This seems like a smart idea.
BOSTON (AP) — A plan by the state to establish a colony of venomous timber rattlesnakes on an off-limits island in Massachusetts’ largest body of water has some rattled by visions of dangerous serpents slithering through the surrounding woods, attacking hikers, fishermen and hunters.
Those are completely irrational fears based on the public’s aversion to snakes, said Tom French of the state Division of Fisheries and Wildlife, who’s directing the project at the 39-square mile Quabbin Reservoir and representing the state at a public meeting Tuesday to address the concerns.

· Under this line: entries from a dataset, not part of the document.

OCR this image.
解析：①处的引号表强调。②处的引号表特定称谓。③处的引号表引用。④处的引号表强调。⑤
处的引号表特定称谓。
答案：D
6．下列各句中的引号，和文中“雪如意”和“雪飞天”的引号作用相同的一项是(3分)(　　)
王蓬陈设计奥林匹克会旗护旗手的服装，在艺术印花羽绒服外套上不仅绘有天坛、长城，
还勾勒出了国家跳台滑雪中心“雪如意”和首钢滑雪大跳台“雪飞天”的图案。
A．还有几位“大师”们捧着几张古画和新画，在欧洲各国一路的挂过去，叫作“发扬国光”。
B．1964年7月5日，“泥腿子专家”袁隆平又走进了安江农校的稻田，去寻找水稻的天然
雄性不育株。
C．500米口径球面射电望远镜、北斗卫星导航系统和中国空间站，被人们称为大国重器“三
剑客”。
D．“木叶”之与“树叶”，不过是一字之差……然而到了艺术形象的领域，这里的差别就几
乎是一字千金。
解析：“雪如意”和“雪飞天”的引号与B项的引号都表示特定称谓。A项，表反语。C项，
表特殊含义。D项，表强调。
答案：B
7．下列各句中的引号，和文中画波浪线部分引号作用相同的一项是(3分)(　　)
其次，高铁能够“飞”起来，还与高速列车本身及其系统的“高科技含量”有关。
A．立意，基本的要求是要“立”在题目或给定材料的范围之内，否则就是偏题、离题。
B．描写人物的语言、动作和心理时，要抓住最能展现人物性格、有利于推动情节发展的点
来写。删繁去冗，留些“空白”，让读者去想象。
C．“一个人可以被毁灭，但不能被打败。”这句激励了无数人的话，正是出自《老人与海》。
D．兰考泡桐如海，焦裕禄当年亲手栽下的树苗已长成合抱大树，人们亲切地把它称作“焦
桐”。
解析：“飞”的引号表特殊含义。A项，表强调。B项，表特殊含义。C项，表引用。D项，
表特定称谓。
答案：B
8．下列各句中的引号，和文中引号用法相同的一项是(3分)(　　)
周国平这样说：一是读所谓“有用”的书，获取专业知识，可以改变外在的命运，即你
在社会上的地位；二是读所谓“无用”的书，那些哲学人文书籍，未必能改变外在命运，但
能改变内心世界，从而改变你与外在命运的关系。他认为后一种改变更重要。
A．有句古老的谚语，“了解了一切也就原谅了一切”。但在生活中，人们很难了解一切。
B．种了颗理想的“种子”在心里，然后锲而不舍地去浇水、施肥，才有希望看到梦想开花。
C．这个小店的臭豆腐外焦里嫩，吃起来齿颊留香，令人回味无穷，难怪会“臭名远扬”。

French said he’s received several emails and phone calls from worried residents who fear the snakes will escape the island.
“People are afraid that we’re going to put snakes in a place of public use and that they are going to breed like rabbits and spread over the countryside and kill everybody,” he said.
There are only about 200 of the endangered snakes indigenous to Massachusetts left in five scattered pockets from greater Boston to the Berkshires, French said. Loss of habitat and human-caused deaths means they could disappear altogether, which is why the Quabbin project is so critical.
The plan to establish the snakes on Mount Zion — at more than 1,400 acres, the largest island in the reservoir — has been in the works for several years. A handful of snakes will be raised at Roger Williams Park Zoo in Providence, Rhode Island, and placed on the island in a couple more years when they are mature enough to survive in the wild.